As a pioneer in the field of grief, Elisabeth Kubler-Ross used to hold workshops all over the world. In these workshops people didn’t just learn about grief; they had a chance to do deep grieving of their own. A friend of mine staffed a women’s only workshop that was held in South Africa.
Even though it was during the days of apartheid, Elisabeth insisted that the women share rooms. They would sleep together in large rooms filled with bunk beds. They would eat together in the same dining room. Wealthy white women. Poor black women. Women whose lives never intersected except in the roles of boss and servant.
The first night the tension was unbearable and the staff feared the whole thing was going to blow up in their faces. Then they got down to work.

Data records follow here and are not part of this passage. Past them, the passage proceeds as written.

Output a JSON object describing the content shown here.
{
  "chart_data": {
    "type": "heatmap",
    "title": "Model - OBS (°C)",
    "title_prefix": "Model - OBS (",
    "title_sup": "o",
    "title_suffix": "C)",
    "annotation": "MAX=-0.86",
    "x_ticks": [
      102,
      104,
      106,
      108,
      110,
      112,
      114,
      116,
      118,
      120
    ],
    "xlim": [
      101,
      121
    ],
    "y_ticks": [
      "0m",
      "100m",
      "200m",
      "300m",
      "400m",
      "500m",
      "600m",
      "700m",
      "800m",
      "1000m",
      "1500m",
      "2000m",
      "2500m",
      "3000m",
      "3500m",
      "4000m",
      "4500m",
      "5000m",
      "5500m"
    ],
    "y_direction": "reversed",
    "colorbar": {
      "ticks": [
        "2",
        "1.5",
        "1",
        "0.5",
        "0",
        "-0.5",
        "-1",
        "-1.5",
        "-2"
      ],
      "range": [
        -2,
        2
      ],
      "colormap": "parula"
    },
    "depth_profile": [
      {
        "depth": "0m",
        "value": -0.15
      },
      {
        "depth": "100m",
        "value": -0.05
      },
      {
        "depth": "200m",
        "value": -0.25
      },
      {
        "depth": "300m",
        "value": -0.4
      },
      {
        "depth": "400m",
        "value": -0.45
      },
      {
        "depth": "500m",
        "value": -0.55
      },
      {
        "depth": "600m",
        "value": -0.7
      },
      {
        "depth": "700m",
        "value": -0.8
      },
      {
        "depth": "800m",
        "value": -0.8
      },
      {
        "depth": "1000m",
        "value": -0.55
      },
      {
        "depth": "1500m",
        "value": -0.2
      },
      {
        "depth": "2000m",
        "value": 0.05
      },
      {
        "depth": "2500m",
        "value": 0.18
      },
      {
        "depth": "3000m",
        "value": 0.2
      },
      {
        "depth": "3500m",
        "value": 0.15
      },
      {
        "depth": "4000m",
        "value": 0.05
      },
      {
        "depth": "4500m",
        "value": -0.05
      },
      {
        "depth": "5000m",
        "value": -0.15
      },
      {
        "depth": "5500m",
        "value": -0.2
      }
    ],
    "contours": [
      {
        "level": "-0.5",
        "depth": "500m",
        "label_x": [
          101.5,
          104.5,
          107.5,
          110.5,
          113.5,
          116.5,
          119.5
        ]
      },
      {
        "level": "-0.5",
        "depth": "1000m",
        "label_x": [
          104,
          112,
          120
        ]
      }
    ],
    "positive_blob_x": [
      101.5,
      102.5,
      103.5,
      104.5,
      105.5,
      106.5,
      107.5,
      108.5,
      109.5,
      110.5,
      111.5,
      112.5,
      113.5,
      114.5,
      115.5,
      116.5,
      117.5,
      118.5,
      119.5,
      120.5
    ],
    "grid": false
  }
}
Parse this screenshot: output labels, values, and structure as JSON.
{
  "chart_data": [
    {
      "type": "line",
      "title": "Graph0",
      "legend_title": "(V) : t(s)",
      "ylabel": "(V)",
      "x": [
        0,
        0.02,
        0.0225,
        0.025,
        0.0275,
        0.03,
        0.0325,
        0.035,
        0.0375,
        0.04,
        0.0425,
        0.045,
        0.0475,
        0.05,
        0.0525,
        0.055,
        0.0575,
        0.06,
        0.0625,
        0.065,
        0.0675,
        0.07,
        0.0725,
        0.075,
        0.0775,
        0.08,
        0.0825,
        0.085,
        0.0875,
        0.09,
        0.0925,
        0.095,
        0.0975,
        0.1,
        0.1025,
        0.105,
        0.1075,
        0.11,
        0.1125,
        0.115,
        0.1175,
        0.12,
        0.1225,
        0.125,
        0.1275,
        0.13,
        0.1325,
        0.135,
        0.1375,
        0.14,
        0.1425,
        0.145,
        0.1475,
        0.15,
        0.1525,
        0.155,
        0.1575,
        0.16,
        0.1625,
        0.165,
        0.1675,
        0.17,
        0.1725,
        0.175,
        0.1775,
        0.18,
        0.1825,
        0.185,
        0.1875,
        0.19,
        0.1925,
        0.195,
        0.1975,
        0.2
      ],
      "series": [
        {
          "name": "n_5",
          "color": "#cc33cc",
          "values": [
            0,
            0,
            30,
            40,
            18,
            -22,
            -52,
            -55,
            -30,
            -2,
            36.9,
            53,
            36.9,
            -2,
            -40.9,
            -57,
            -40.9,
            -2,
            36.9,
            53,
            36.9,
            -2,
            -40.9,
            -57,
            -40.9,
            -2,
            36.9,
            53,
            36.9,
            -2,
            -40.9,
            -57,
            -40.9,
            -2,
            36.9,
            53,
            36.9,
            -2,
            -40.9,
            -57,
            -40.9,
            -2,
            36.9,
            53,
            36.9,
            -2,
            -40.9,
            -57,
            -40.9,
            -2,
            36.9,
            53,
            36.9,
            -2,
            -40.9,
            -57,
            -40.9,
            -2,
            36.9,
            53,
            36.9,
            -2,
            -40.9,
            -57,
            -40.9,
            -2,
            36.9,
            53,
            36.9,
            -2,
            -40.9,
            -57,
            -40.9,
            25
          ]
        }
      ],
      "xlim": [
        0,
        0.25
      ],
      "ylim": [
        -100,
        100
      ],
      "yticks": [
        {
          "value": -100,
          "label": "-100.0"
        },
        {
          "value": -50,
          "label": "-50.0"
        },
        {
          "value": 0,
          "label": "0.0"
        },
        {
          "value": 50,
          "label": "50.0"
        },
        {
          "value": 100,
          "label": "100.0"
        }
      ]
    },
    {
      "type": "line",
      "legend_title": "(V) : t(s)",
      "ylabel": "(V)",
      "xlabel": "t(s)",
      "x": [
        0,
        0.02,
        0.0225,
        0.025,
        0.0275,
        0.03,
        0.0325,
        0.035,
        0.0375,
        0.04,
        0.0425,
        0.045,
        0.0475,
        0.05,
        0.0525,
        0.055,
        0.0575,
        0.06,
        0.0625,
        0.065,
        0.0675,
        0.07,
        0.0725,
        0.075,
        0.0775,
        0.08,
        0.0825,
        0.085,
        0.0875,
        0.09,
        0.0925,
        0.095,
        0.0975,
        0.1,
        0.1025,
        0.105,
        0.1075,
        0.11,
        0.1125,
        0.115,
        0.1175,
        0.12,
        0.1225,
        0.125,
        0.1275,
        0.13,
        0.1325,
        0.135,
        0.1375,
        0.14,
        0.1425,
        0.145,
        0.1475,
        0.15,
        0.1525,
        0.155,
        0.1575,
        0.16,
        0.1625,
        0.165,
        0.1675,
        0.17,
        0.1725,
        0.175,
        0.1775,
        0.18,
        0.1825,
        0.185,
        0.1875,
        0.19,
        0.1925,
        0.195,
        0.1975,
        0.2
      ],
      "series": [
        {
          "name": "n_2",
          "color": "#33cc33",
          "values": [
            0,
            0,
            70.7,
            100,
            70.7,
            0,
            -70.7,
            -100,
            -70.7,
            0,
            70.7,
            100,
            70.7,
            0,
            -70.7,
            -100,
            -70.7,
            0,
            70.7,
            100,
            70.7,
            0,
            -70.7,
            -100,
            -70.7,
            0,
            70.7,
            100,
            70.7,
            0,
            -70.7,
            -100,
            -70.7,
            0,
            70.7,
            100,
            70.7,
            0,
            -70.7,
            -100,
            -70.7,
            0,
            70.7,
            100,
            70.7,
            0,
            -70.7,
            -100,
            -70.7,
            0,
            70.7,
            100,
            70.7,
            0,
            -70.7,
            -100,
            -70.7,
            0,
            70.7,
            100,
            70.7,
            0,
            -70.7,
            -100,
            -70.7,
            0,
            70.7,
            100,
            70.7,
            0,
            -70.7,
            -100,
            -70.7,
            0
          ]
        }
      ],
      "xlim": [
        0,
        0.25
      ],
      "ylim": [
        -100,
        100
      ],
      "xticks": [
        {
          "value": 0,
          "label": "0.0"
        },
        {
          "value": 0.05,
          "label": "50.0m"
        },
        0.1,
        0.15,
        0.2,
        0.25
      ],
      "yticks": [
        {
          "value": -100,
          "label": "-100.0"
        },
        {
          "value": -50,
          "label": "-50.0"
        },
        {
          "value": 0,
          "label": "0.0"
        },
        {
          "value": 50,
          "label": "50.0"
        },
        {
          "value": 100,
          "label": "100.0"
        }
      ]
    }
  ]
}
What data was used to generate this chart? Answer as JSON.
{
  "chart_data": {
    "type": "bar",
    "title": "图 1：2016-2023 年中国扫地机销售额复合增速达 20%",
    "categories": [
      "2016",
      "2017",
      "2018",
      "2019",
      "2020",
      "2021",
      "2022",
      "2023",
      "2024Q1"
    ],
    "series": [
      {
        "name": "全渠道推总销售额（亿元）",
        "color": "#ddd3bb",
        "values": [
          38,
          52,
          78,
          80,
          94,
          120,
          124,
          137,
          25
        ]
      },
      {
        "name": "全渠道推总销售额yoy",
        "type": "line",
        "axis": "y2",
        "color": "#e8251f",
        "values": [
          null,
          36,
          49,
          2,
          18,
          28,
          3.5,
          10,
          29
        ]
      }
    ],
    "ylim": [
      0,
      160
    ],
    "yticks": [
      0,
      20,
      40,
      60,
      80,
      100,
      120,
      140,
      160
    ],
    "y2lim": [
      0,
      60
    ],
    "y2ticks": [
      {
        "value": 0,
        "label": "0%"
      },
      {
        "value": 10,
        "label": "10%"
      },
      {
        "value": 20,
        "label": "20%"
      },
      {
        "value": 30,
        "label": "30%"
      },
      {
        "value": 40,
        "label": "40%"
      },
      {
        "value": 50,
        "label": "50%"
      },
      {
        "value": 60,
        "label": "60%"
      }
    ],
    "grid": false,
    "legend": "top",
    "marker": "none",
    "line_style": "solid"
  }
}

One by one, women started sharing their stories with the group. A black woman told of a childhood made unbearable with the rapes of a father or molestations of a brother. The thing was, many of the white women had the same stories.
Their lives could not have been more different. They lived in completely different worlds. And yet, after the externals of class and position were peeled away they weren’t so different at all. Black and white, they’d lost people whom they’d loved. Black and white, they’d been profoundly hurt. Rich, poor, black, white… when you open them up our hearts are not that different. Hearts beat. Hearts hope. Hearts hurt.
On the last night of workshops the participants traditionally put on a talent show. On this night, black and white women came in together. They’d shredded paper to make traditional tribal leggings. Together they came in doing a traditional tribal dance.
I don’t know what happened to those women after they left the workshop. But I can promise you that they never looked at the “other” in quite the same way.
One of the benefits of doing the work I do is I get to hear people’s stories. From time to time someone comes into my office whom I’d probably think of as “other” out in the world. But then they tell their stories. They share their pain and their fear and their shame and their guilt. And I am reminded we are not so different.
I truly believe that if there is to be healing in our current culture, it will not come without the telling of our stories. We need places where people can speak. And spaces where people can listen with open hearts. Not the kind of listening that’s really looking for places to attack, places to prove the other person wrong. But the kind of listening, as St. Francis says, that seeks to understand as much to be understood. We don’t have to always end in agreement. But if we can hear each other, then we do not have to shoot each other.